The CPUC has approved various power purchase agreements that the Utility has entered into with third parties in
accordance with the Utility’s CPUC-approved procurement plan, the renewable energy mandate, and resource adequacy
requirements. See “Electric Utility Operations – Electricity Resources” below as well as Note 14 of the Notes to the Consolidated
Financial Statements in Item 8 for additional information.
Natural Gas Procurement and Transportation Costs
The Utility sets the natural gas procurement rate for small commercial and residential customers (referred to as “core”
customers) monthly, based on the forecasted costs of natural gas, core pipeline capacity and storage costs.

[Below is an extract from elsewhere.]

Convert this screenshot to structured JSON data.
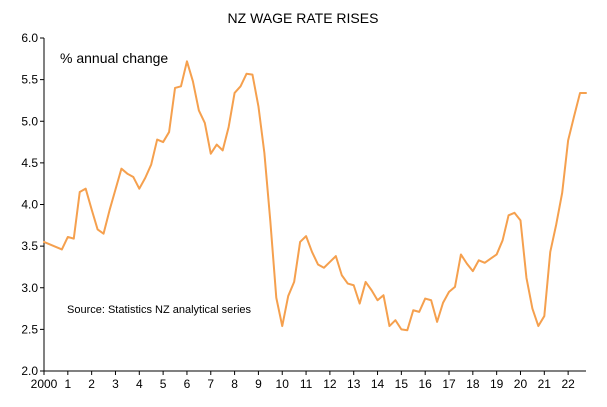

The Utility recovers
the cost of gas purchased on behalf of core customers as well as the cost of derivative instruments through its retail gas rates
subject to limits as set forth in its Core Procurement Incentive Mechanism (“CPIM”). The Utility reflects the difference between
actual natural gas purchase costs and forecasted natural gas purchase costs in several natural gas balancing accounts, with under-
collections and over-collections taken into account in subsequent monthly rates. This is accomplished through monthly advice
letters that are effective upon filing. The Utility recovers the cost of gas used in generation facilities as a cost of electricity that is
recovered annually through retail electricity rates.
The CPIM protects the Utility against after-the-fact reasonableness reviews of these gas procurement costs. Under the
CPIM, the Utility’s natural gas purchase costs for a fixed 12-month period are compared to an aggregate market-based benchmark
based on a weighted average of published monthly and daily natural gas price indices at the points where the Utility typically
purchases natural gas. Costs that fall within a tolerance band, which is 99% to 102% of the commodity benchmark, are considered
reasonable and are fully recovered in customers’ rates. One-half of the costs above 102% of the benchmark are recoverable in
customers’ rates, and the Utility’s customers receive in their rates 80% of any savings resulting from the Utility’s cost of natural
gas that is less than 99% of the benchmark. The Utility retains the remaining amount of savings as incentive revenues, subject to a
cap equal to 1.5% of total natural gas commodity costs. While this incentive mechanism remains in place, changes in the price of
natural gas, consistent with the market-based benchmark, are not expected to materially impact net income.
The Utility incurs transportation costs under various agreements with interstate and Canadian third-party transportation
service providers. These providers transport natural gas from the points at which the Utility takes delivery of natural gas
(typically in Canada, the U.S. Rocky Mountains, and the southwestern United States) to the points at which the Utility’s natural
gas transportation system begins. These agreements are governed by FERC-approved tariffs that detail rates, rules, and terms of
service for the provision of natural gas transportation services to the Utility on interstate and Canadian pipelines. United States
tariffs are approved for each pipeline for service to all of its shippers, including the Utility, by the FERC in a FERC ratemaking
review process, and the applicable Canadian tariffs are approved by the Alberta Utilities Commission and the National Energy
Board. The transportation costs the Utility incurs under these agreements are recovered through CPUC-approved rates as core
natural gas procurement costs or as a cost of electricity.